Change in export structure vital to propel growth says Eran | Sunday Observer

Change in export structure vital to propel growth says Eran

19 November, 2017
Budgets alone cannot change the destiny of a country
Budgets alone cannot change the destiny of a country

Attempts by successive governments to roll back the economic liberalization policies introduced in 1977, by bringing in protectionist measures, has weakened the economy and made it less dynamic, State Minister of Finance Eran Wickramaratne told guests at a post-budget seminar organized by the National Chamber of Exporters (NCE) last week.

He said that the economy will be less competitive and weak with trade contracting to alarming levels when State centric and protectionist measures are in place. Exports have plummeted to a low level from around 33 percent of the GDP in the year 2000 to around 12 percent in 2016.


Eran Wickramaratne

The current export structure of the country is typical of a low middle income country where there is little diversification of products and markets by few large companies.

“If we are to propel export growth as percentage of the GDP we need to break the present export structure. We need to get more new companies to the export chain, make the export procedures less cumbersome, reduce para tariffs, which is currently around 7,000 lines, in the next three years,” the Minister said.

A para tariff is an extra fee or tax imposed on an item in addition to the tariff stated on the country’s tariff schedule. “Therefore, in the first phase we will abolish 1,200 para tariffs that do not have Customs duty to make trade more dynamic and competitive,” Wickramaratne said.

He said all reforms will be done with due consultations and not in vacuum. “We will bring in legislation to put a halt to anti dumping practices and non viable trade measures to avert fallout from trade liberalization,’ the minister said.

However, trade experts commenting on the views expressed at the forum said inconsistent and ad hoc policy measures would not help in the long run to boost trade and revive economic growth.

“We need stable and consistent economic policies as in many developed countries where policies remain irrespective of who rules the country,” a trade expert said.

Economists said fluctuating policies from the time of Independence by successive governments have brought catastrophe to the economy which is still far behind many regional economies.

“Lee Kuan Yew admired Sri Lanka and wished Singapore to be like it.
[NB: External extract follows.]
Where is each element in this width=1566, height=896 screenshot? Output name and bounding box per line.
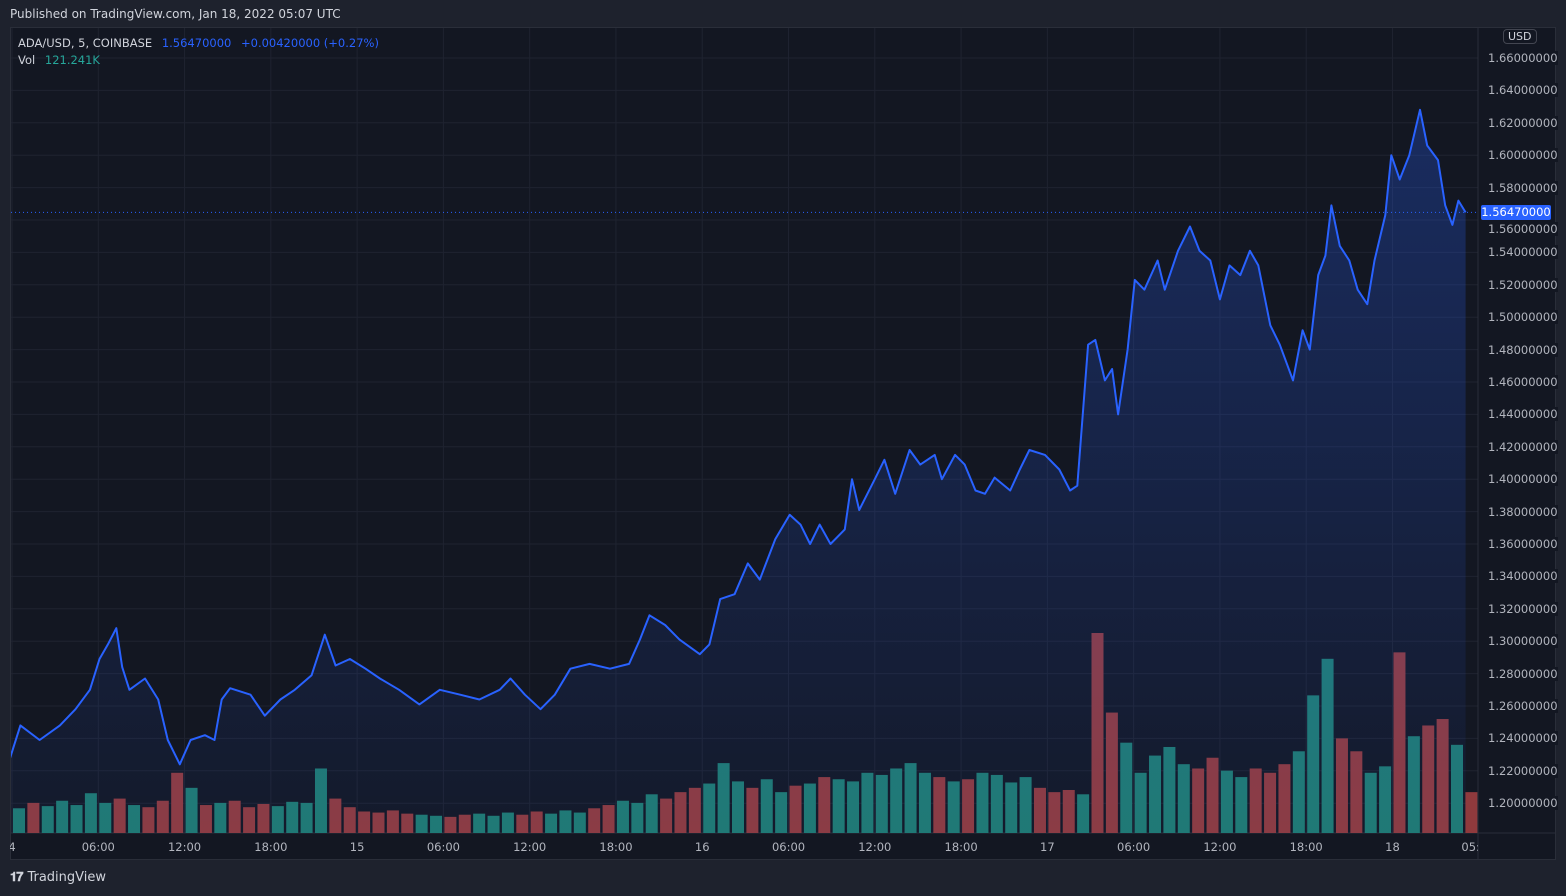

However, down the years the situation has completely reversed. We need to urgently put the economy back on track with sound and stable policies,’ an economist said.

The minister highlighted the measures taken through the 2018 Budget to support small and medium scale entrepreneurs under the theme ‘Enterprise Sri Lanka’.
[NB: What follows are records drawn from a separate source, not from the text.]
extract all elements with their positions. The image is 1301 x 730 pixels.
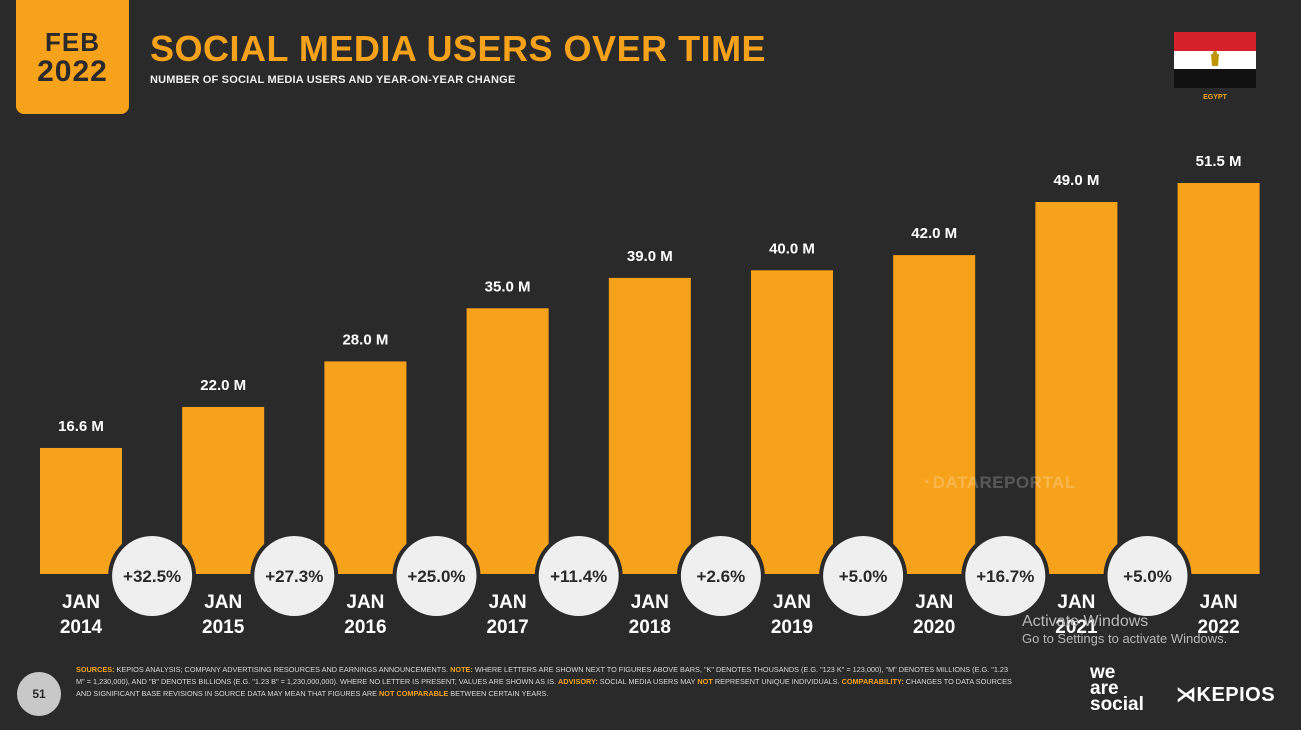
page-title: SOCIAL MEDIA USERS OVER TIME xyxy=(150,28,767,69)
category-label-year: 2021 xyxy=(1055,617,1098,638)
sources-text: KEPIOS ANALYSIS; COMPANY ADVERTISING RES… xyxy=(116,665,449,674)
bar xyxy=(751,270,833,574)
advisory-not: NOT xyxy=(697,677,713,686)
bar-value-label: 49.0 M xyxy=(1053,172,1099,189)
bar xyxy=(608,277,691,574)
category-label-year: 2014 xyxy=(60,617,103,638)
category-label-month: JAN xyxy=(346,592,384,613)
sources-label: SOURCES: xyxy=(76,665,115,674)
bar xyxy=(893,255,976,574)
yoy-circle xyxy=(680,536,761,616)
category-label-month: JAN xyxy=(1200,592,1238,613)
bar xyxy=(466,308,549,574)
bar-value-label: 42.0 M xyxy=(911,225,957,242)
kepios-logo: ⋊KEPIOS xyxy=(1176,682,1275,707)
category-label-year: 2020 xyxy=(913,617,955,638)
yoy-change-label: +32.5% xyxy=(123,567,181,586)
category-label-month: JAN xyxy=(204,592,242,613)
yoy-change-label: +25.0% xyxy=(407,567,465,586)
bar-value-label: 22.0 M xyxy=(200,377,246,394)
kepios-mark-icon: ⋊ xyxy=(1176,684,1197,706)
category-label-month: JAN xyxy=(631,592,669,613)
date-badge: FEB 2022 xyxy=(16,0,129,114)
yoy-circle xyxy=(396,536,477,616)
bar-value-label: 28.0 M xyxy=(342,331,388,348)
bar xyxy=(1177,183,1260,574)
category-label-year: 2019 xyxy=(771,617,813,638)
bar-value-label: 40.0 M xyxy=(769,240,815,257)
bar xyxy=(182,406,265,574)
yoy-circle xyxy=(112,536,193,616)
windows-activation-notice: Activate Windows Go to Settings to activ… xyxy=(1022,612,1227,647)
country-label: EGYPT xyxy=(1203,94,1227,101)
page-subtitle: NUMBER OF SOCIAL MEDIA USERS AND YEAR-ON… xyxy=(150,74,516,86)
bar xyxy=(324,361,407,574)
category-label-month: JAN xyxy=(1057,592,1095,613)
yoy-change-label: +5.0% xyxy=(839,567,888,586)
windows-activation-title: Activate Windows xyxy=(1022,613,1149,630)
advisory-label: ADVISORY: xyxy=(558,677,598,686)
bar-value-label: 51.5 M xyxy=(1196,153,1242,170)
bar xyxy=(40,447,122,574)
category-label-year: 2017 xyxy=(486,617,528,638)
brand-kepios: KEPIOS xyxy=(1196,684,1276,706)
category-label-month: JAN xyxy=(915,592,953,613)
yoy-circle xyxy=(1107,536,1188,616)
category-label-month: JAN xyxy=(62,592,100,613)
yoy-circle xyxy=(823,536,904,616)
advisory-text: SOCIAL MEDIA USERS MAY xyxy=(599,677,696,686)
bar-value-label: 39.0 M xyxy=(627,248,673,265)
yoy-change-label: +2.6% xyxy=(697,567,746,586)
category-label-year: 2022 xyxy=(1197,617,1239,638)
yoy-circle xyxy=(965,536,1046,616)
category-label-year: 2015 xyxy=(202,617,245,638)
note-label: NOTE: xyxy=(450,665,473,674)
brand-we: we xyxy=(1090,662,1116,683)
comparability-text: CHANGES TO DATA SOURCES AND SIGNIFICANT … xyxy=(76,677,1012,698)
yoy-circle xyxy=(254,536,335,616)
category-label-month: JAN xyxy=(773,592,811,613)
note-text: WHERE LETTERS ARE SHOWN NEXT TO FIGURES … xyxy=(76,665,1009,686)
watermark: ◔ DATAREPORTAL xyxy=(920,473,1076,493)
category-label-year: 2018 xyxy=(629,617,671,638)
bar-value-label: 16.6 M xyxy=(58,418,104,435)
category-label-year: 2016 xyxy=(344,617,386,638)
yoy-change-label: +27.3% xyxy=(265,567,323,586)
comparability-not: NOT COMPARABLE xyxy=(379,689,449,698)
page-number: 51 xyxy=(17,672,61,716)
yoy-change-label: +5.0% xyxy=(1123,567,1172,586)
comparability-label: COMPARABILITY: xyxy=(841,677,904,686)
comparability-text-2: BETWEEN CERTAIN YEARS. xyxy=(450,689,549,698)
yoy-change-label: +11.4% xyxy=(550,567,607,586)
yoy-change-label: +16.7% xyxy=(976,567,1034,586)
brand-are: are xyxy=(1090,678,1119,699)
brand-social: social xyxy=(1090,694,1144,715)
category-label-month: JAN xyxy=(489,592,527,613)
footer-notes: SOURCES: KEPIOS ANALYSIS; COMPANY ADVERT… xyxy=(76,664,1016,700)
we-are-social-logo: we are social xyxy=(1090,662,1144,715)
date-year: 2022 xyxy=(37,55,108,88)
egypt-flag-icon xyxy=(1174,32,1256,88)
bar-value-label: 35.0 M xyxy=(485,278,531,295)
yoy-circle xyxy=(538,536,619,616)
date-month: FEB xyxy=(45,27,100,57)
bar xyxy=(1035,201,1118,574)
advisory-text-2: REPRESENT UNIQUE INDIVIDUALS. xyxy=(714,677,840,686)
datareportal-logo-icon: ◔ xyxy=(920,473,931,492)
windows-activation-subtitle: Go to Settings to activate Windows. xyxy=(1022,631,1228,647)
watermark-text: DATAREPORTAL xyxy=(932,473,1076,492)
“We have introduced numerous measures, such a low interest loan schemes for SMEs without collateral, which is not an easy task,” the Minister said.
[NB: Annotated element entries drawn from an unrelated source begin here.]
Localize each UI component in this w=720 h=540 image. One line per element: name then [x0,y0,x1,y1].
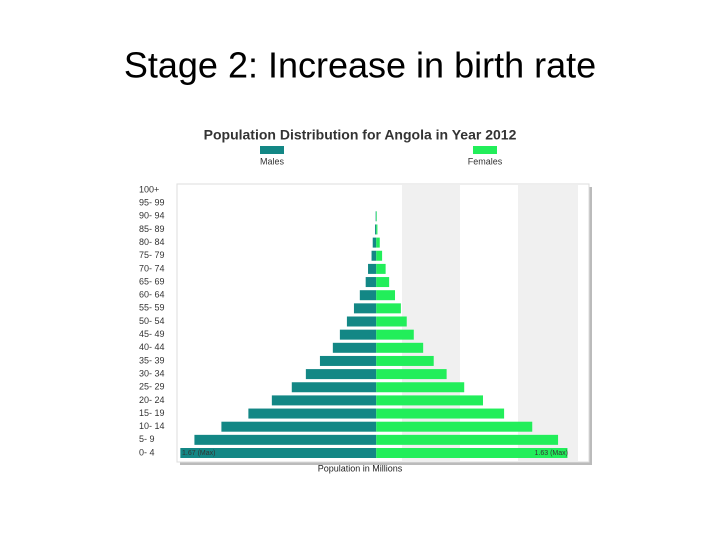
y-tick-label: 45- 49 [139,329,165,339]
bar [376,395,483,406]
bar [376,342,424,353]
bar [376,434,559,445]
bar [372,237,377,248]
y-tick-label: 90- 94 [139,211,165,221]
bar [376,290,396,301]
bar [376,448,568,458]
bar [291,382,377,393]
bar [368,263,377,274]
annotation: 1.63 (Max) [535,450,568,457]
y-tick-label: 35- 39 [139,355,165,365]
y-tick-label: 100+ [139,184,159,194]
slide-title: Stage 2: Increase in birth rate [124,45,596,86]
y-tick-label: 75- 79 [139,250,165,260]
y-tick-label: 20- 24 [139,395,165,405]
bar [271,395,377,406]
x-axis-label: Population in Millions [318,463,403,473]
y-tick-label: 55- 59 [139,303,165,313]
bar [248,408,377,419]
bar [376,303,401,314]
bar [376,250,383,261]
legend-swatch [473,146,497,154]
y-tick-label: 70- 74 [139,263,165,273]
bar [221,421,377,432]
background-band [402,185,460,461]
bar [319,355,377,366]
y-tick-label: 0- 4 [139,447,155,457]
legend-label: Males [260,156,285,166]
y-tick-label: 65- 69 [139,276,165,286]
bar [376,382,465,393]
bar [376,263,386,274]
y-tick-label: 85- 89 [139,224,165,234]
bar [194,434,377,445]
bar [376,421,533,432]
y-tick-label: 50- 54 [139,316,165,326]
bar [376,277,390,288]
y-tick-label: 10- 14 [139,421,165,431]
background-band [518,185,578,461]
bar [376,408,505,419]
y-tick-label: 30- 34 [139,368,165,378]
bar [346,316,377,327]
bar [375,211,377,222]
y-tick-label: 80- 84 [139,237,165,247]
bar [376,329,414,340]
bar [376,369,447,380]
bar [376,211,377,222]
legend-label: Females [468,156,503,166]
bar [376,316,407,327]
bar [353,303,377,314]
bar [376,237,380,248]
chart-title: Population Distribution for Angola in Ye… [204,127,517,143]
y-tick-label: 15- 19 [139,408,165,418]
bar [332,342,377,353]
y-tick-label: 40- 44 [139,342,165,352]
bar [365,277,377,288]
bar [376,224,378,235]
bar [339,329,377,340]
y-tick-label: 25- 29 [139,382,165,392]
annotation: 1.67 (Max) [182,450,215,457]
bar [180,448,377,458]
y-tick-label: 95- 99 [139,198,165,208]
legend-swatch [260,146,284,154]
bar [375,224,377,235]
y-tick-label: 60- 64 [139,290,165,300]
bar [371,250,377,261]
bar [359,290,377,301]
bar [305,369,377,380]
bar [376,355,434,366]
y-tick-label: 5- 9 [139,434,155,444]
He said opening an EXIM bank needs large sums of capital. It’s not an easy task. “We had development banks and regional banks. The idea behind all these is to create an apex bank to provide long term loans. We have allocated funds for research and development in agricultural products, fisheries, fruits and vegetable exports. The national intellectual property office will be upgraded to be acceptable to global markets,” Wickramaratne said.

However, the minister said that budgets alone cannot change the destiny of a country. Each one needs to take responsibility and a vital play for the country.